GM to get tough with dealers during bankruptcy

General Motors is going to right-size its dealer body as part of its bankruptcy, and the Detroit automaker is going to ask plenty of dealers that make the cut to remain with the "new" GM. The General has already announced that 1,124 dealerships wouldn't be renewed in October 2010, and another 200 franchises will receive similar notices this week.

GM VP Mark LaNeve told Automotive News that the remaining GM retail outlets would need to sign a participation agreement to stay off the endangered species list. The agreement will guarantee that the dealers will make required facility upgrades and reach customer satisfaction objectives. Surviving dealers will also need to remove all non-GM vehicles from the showroom. If the dealers refuse to sign the participation agreement by a mid-June deadline, they will be cast into the "old GM" bin, and the dealerships will be terminated in a manner similar to the 789 Chrysler dealers that will cease to exist on June 9.

The 1,324 dealers that are scheduled to go away in 17 months will also need to sign an agreement to avert an early closure.
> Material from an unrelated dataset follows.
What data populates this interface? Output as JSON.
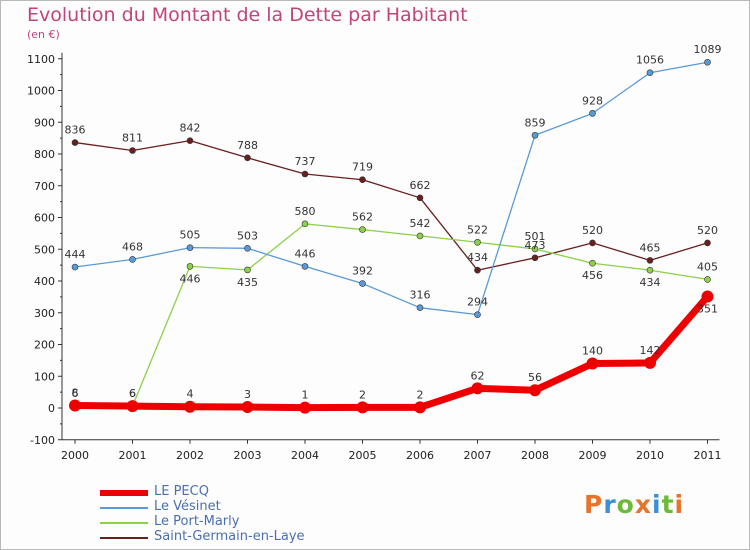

The "wind down" agreement will enable the dealerships to receive money from GM for inventory for unused inventory and leftover parts and signage. In return, the dealers will not be able to sue the General. Some dealers will even be paid up front for their loss, while others will receive money closer to October 2010. Dealers that refuse to sign the wind down agreement will lose their franchise soon after the mid-June deadline.